Qu'en est-il du statut de la philosophie de la Reconnaissance (pratyabhijnā) ? Ne faut-il pas plutôt parler de théologie à son sujet ? Je n'ai pas l'ambition de répondre ici, mais je voudrais simplement rappeler que le génial fondateur de cette philosophie fut aussi un habile théologien.

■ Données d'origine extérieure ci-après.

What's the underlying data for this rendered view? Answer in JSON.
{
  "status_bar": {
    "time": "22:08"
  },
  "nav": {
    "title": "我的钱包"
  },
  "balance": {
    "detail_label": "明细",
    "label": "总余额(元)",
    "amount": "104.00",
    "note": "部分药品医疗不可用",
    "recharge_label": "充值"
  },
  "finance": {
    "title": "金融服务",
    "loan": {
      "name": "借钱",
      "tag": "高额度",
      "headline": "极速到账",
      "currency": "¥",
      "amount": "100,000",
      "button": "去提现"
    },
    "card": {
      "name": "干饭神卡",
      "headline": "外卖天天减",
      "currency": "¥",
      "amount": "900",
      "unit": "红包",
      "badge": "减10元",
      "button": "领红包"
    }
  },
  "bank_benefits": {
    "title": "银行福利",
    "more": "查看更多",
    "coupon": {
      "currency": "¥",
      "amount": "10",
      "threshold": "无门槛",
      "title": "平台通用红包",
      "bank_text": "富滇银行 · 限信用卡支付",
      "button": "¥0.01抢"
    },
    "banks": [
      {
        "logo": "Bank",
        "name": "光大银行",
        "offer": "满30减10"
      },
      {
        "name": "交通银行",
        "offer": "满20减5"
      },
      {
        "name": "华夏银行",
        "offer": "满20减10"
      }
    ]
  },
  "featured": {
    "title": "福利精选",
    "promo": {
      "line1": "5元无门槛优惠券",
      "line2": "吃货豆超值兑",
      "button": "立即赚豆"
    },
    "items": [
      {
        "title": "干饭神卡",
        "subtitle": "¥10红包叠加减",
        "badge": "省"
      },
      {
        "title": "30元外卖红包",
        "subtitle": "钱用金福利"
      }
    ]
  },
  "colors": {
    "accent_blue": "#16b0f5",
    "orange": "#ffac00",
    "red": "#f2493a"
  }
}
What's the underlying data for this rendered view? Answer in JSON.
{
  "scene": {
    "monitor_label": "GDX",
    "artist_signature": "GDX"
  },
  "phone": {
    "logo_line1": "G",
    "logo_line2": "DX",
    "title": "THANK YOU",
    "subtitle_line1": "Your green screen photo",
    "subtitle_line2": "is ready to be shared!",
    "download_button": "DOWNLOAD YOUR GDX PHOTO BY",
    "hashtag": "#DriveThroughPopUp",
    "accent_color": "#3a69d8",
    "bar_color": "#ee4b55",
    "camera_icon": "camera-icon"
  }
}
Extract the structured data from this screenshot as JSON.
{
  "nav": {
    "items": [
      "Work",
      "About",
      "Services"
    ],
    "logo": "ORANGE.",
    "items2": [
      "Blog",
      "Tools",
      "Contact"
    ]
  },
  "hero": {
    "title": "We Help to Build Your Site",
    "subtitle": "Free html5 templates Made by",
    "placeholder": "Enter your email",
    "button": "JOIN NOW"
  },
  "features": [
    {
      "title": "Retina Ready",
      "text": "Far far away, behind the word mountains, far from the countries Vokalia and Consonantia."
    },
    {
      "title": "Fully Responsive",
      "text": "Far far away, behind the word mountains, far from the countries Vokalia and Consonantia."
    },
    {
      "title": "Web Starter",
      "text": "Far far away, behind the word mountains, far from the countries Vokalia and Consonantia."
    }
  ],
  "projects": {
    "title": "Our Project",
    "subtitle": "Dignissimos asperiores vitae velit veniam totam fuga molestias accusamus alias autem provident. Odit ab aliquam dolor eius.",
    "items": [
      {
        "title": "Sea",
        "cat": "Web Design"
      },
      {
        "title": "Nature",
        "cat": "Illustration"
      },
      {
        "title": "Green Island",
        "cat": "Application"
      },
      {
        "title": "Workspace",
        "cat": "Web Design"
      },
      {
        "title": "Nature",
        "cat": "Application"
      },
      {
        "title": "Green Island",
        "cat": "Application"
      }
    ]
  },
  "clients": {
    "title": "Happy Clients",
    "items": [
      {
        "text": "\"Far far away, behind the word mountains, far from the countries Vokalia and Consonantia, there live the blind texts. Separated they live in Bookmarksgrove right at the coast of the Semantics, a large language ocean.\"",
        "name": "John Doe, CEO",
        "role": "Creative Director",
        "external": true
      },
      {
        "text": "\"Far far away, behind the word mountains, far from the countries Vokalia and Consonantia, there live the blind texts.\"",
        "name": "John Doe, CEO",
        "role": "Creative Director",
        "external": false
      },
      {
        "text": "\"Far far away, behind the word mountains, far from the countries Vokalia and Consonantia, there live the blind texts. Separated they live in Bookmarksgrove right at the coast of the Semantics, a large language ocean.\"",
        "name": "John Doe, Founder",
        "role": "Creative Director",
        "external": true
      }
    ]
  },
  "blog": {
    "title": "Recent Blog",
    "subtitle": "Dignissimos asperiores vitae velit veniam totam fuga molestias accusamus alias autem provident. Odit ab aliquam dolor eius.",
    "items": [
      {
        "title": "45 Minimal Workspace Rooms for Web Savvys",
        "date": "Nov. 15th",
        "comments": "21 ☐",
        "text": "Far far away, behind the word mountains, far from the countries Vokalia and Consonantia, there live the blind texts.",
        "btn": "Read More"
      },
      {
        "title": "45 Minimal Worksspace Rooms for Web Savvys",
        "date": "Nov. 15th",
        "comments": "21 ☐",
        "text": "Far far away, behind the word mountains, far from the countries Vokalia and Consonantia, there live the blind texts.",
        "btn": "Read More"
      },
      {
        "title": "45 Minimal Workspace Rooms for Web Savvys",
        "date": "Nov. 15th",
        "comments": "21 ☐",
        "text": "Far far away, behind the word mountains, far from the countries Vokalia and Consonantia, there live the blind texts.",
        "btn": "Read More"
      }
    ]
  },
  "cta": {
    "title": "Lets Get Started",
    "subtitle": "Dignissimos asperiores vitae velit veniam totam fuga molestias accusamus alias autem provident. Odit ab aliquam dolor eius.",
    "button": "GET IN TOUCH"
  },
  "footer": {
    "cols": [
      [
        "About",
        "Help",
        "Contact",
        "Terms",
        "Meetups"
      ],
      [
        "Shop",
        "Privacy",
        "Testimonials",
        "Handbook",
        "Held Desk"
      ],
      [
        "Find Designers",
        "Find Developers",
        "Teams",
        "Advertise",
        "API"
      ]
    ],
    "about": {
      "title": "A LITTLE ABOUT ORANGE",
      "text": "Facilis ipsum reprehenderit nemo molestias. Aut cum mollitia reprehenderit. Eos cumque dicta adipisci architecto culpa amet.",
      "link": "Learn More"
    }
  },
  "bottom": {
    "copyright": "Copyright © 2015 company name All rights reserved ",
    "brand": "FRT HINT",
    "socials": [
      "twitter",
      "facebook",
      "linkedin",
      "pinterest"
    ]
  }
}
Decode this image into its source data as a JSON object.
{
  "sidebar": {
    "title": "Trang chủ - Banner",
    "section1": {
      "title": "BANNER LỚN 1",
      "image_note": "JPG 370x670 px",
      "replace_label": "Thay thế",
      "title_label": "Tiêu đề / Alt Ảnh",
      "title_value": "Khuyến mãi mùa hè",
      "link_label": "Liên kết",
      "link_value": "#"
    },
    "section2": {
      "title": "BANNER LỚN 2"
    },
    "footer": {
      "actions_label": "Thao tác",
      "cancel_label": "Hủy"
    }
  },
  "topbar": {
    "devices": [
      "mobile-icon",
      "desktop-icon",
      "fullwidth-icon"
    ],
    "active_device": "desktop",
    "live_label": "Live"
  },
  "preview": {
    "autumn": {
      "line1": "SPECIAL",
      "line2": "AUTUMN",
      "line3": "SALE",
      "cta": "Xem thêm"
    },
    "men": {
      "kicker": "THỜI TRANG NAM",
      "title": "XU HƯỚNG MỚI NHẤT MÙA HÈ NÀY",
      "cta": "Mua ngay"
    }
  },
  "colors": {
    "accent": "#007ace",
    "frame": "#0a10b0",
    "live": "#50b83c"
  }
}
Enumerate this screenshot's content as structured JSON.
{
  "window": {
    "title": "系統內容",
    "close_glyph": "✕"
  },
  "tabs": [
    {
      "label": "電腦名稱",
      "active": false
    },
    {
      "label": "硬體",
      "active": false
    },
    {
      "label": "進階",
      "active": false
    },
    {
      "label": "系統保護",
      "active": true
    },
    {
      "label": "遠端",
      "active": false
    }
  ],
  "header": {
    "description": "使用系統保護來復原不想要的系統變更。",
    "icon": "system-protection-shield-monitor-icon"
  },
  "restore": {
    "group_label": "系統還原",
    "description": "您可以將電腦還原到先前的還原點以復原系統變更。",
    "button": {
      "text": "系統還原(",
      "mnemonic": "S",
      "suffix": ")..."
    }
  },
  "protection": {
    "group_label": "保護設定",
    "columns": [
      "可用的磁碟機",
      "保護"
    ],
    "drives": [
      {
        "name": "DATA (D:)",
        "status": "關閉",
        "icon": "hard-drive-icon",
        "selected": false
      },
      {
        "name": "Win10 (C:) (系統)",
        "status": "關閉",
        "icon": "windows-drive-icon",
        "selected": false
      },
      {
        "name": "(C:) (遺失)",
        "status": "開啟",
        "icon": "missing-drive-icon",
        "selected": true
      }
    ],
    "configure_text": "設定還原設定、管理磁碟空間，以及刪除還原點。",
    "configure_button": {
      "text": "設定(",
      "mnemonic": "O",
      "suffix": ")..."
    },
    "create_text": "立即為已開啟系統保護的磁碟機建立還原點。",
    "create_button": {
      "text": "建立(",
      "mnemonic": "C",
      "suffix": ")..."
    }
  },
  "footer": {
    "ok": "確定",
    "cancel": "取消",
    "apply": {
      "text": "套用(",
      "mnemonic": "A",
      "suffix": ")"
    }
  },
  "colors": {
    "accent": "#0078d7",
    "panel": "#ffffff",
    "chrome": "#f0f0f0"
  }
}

Au début des ses Stances pour reconnaître le Seigneur en soi-même, Utpaladeva affirme que le Seigneur est évident par soi : c’est notre propre conscience, c’est la conscience de soi. Elle est cette activité qui rend toute expérience possible ou disons, plus exactement, elle est ce qui constitue la texture même de toute expérience. En effet, elle n'est pas une condition qui rend les expériences possibles au même titre que le serait la matière selon les matérialistes ou les réalistes. Contrairement à la matière ou aux notions de sujet et d'objet, n'a pas à être inférée, puisqu'elle est évidente à chaque instant. C’est en elle que tout existe, de même que le miroir est le substrat des reflets. Mêmes les raisonnements sont des actes de conscience. Entreprendre de la prouver ou de la réfuter est aussi absurde que de chercher à prouver ou à réfuter pour mon compte ma propre existence.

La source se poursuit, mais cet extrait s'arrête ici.